Qatar which will host the 2022 football World Cup, said Wednesday it will abolish its controversial sponsorship system for foreign workers as international criticism mounts over their treatment.
It "will be replaced with a system based on employment contracts," as part of a package of labour reforms, said a statement released at a press conference in Doha.
Sponsorship systems for foreign workers exist in most Gulf countries, which employ millions of foreigners, especially from Asia. The system has been strongly criticised by human rights groups and likened to modern-day slavery.
Bahrain abolished the system in 2009, but Kuwait dropped reported plans to follow suit in 2011.
The Qatari reforms will also end the longstanding requirement that foreign workers obtain their employer`s consent before leaving the country.
"The current exit permit system, which requires the employers` consent for an employee to leave the country, will now be replaced with an automated system through the ministry of interior," the statement said.
The new system will automatically grant an exit permit to an employee "after a 72-hour grace period prior to departure," the statement said.
The legal limbo that foreign workers could face under the existing system were highlighted by the case of French footballer Zahir Belounis, who was finally allowed to leave Qatar in November last year.
He had been denied an exit visa for 17 months in a pay dispute with his club Al-Jaish, whose chairman is a brother of Qatar`s ruler Sheikh Tamim bin Hamad al-Thani.
The government will also raise the fine for employers who confiscate the passports of foreign workers to 50,000 rials ($13,580) from the current 10,000 rials, in a bid to stamp out the illegal but still common practice.
Foreign workers will also be able to change job at the end of their contract, without the need for the certificate they currently require that their previous employer has no objection.
If the contract is an open-ended one, a foreign worker will be able to change jobs after five years.Officials gave no precise timeline for implementation of the promised reforms.
Qatar`s treatment of its massive foreign workforce has been under the international spotlight as it launches a massive construction programme for the world football showcase in 2022.
Amnesty International charged that the tens of thousands of migrant workers building the multi-billion-dollar World Cup infrastructure were being treated like "animals", with hundreds dying on the construction sites, and launched a campaign for wholesale reforms.
Qatar has rejected claims that construction workers are being mistreated but has announced a series of measures to improve workplace safety and workers` conditions.

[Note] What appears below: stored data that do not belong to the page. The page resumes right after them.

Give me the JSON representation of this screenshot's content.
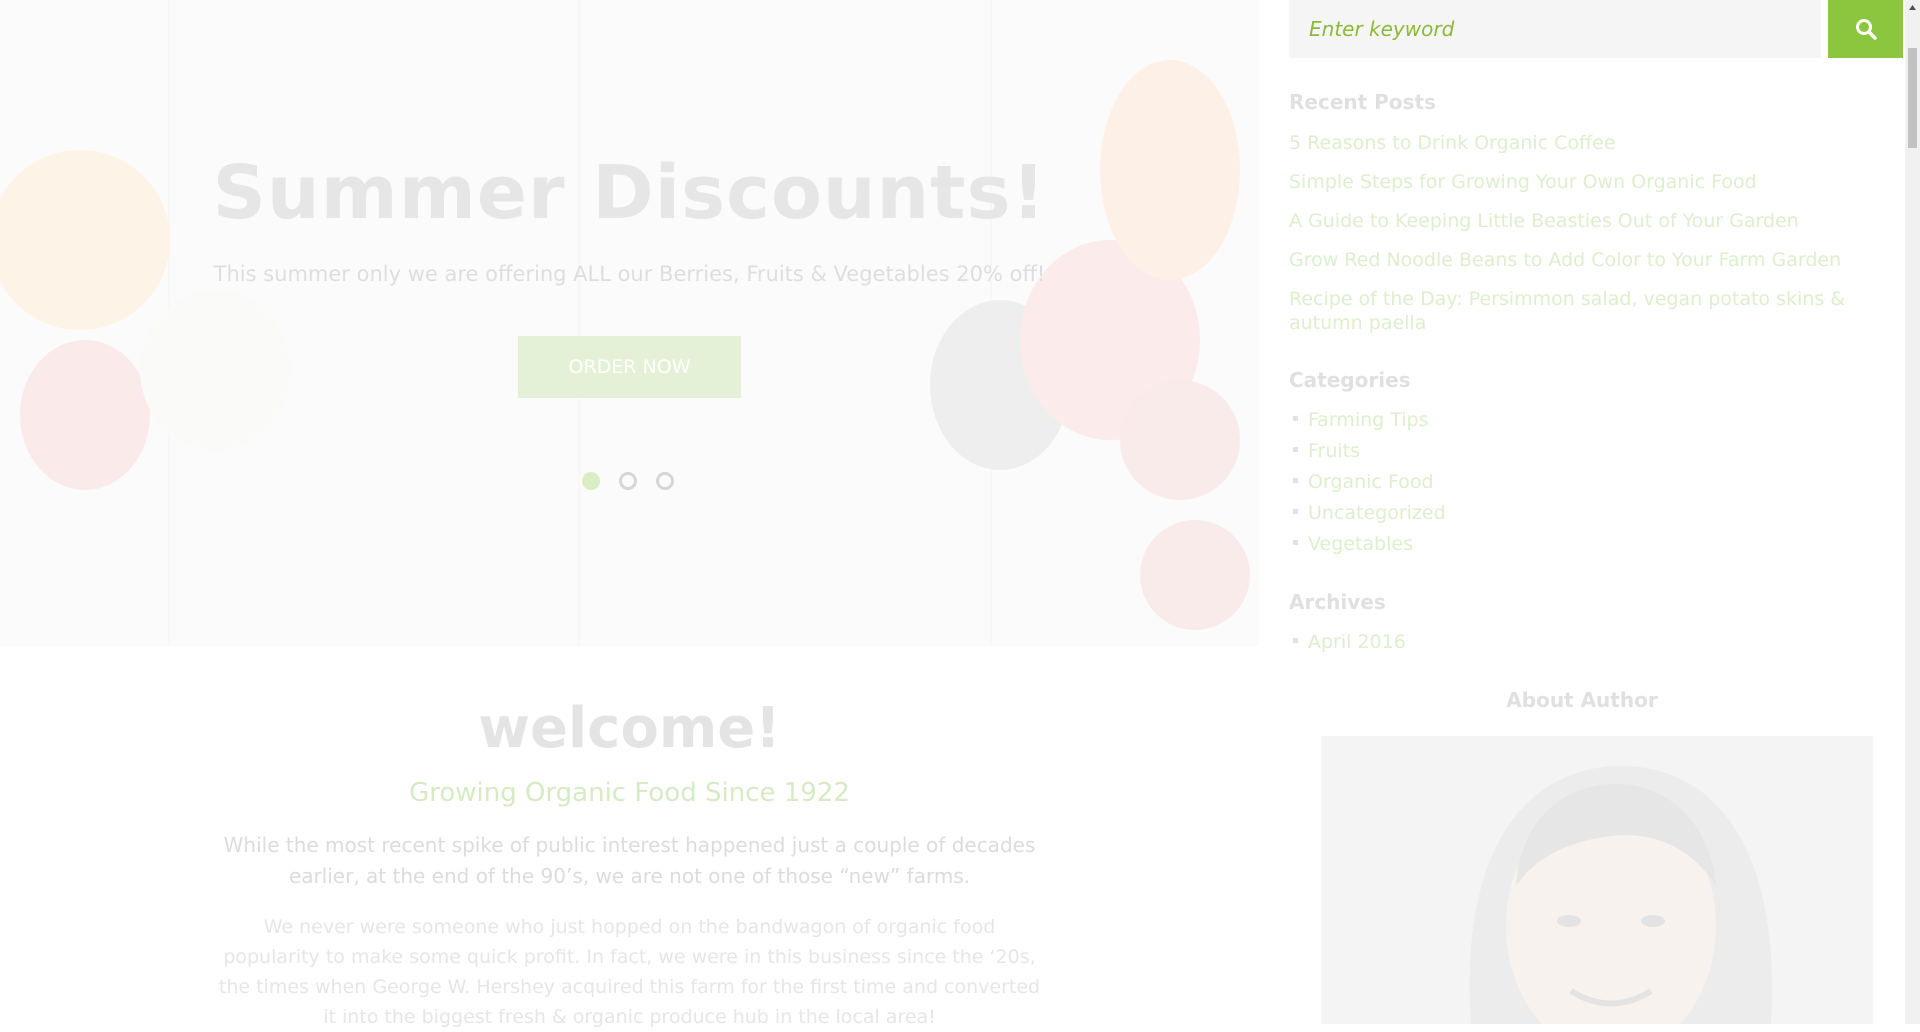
{
  "hero": {
    "title": "Summer Discounts!",
    "subtitle": "This summer only we are offering ALL our Berries, Fruits & Vegetables 20% off!",
    "button_label": "ORDER NOW",
    "slides_count": 3,
    "active_slide": 1
  },
  "welcome": {
    "title": "welcome!",
    "subtitle": "Growing Organic Food Since 1922",
    "lead": "While the most recent spike of public interest happened just a couple of decades earlier, at the end of the 90’s, we are not one of those “new” farms.",
    "body": "We never were someone who just hopped on the bandwagon of organic food popularity to make some quick profit. In fact, we were in this business since the ‘20s, the times when George W. Hershey acquired this farm for the first time and converted it into the biggest fresh & organic produce hub in the local area!"
  },
  "sidebar": {
    "search": {
      "placeholder": "Enter keyword",
      "icon": "search-icon"
    },
    "recent_posts": {
      "title": "Recent Posts",
      "items": [
        "5 Reasons to Drink Organic Coffee",
        "Simple Steps for Growing Your Own Organic Food",
        "A Guide to Keeping Little Beasties Out of Your Garden",
        "Grow Red Noodle Beans to Add Color to Your Farm Garden",
        "Recipe of the Day: Persimmon salad, vegan potato skins & autumn paella"
      ]
    },
    "categories": {
      "title": "Categories",
      "items": [
        "Farming Tips",
        "Fruits",
        "Organic Food",
        "Uncategorized",
        "Vegetables"
      ]
    },
    "archives": {
      "title": "Archives",
      "items": [
        "April 2016"
      ]
    },
    "about": {
      "title": "About Author"
    }
  },
  "colors": {
    "accent": "#8cc63f",
    "accent_text": "#8cba37",
    "search_bg": "#f5f5f5"
  }
}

The government commissioned independent law firm DLA Piper to prepare an in-depth report on the working and living conditions of blue-collar workers. It acknowledged receiving the report earlier this month but did not reveal its findings.
Human Rights Watch said Qatar`s announcements "did not make clear how they intend to deal with the report."
"The DLA Piper report confirms the serious problems Qatar is facing in its preparations to host the 2022 World Cup," the watchdog`s Middle East researcher Nicholas McGeehan said.
"The ball is now back in Qatar`s court and it is up to them to act on the report`s findings and recommendations."
The 2022 World Cup has been plagued by controversy ever since it was awarded to the tiny Gulf state.
The president of world football governing body FIFA, Sepp Blatter, has called for the tournament to be played during the northern hemisphere`s winter rather than in the searing heat of a Gulf summer.
But he has met fierce resistance from the big European leagues.
A decision will not be taken until 2015.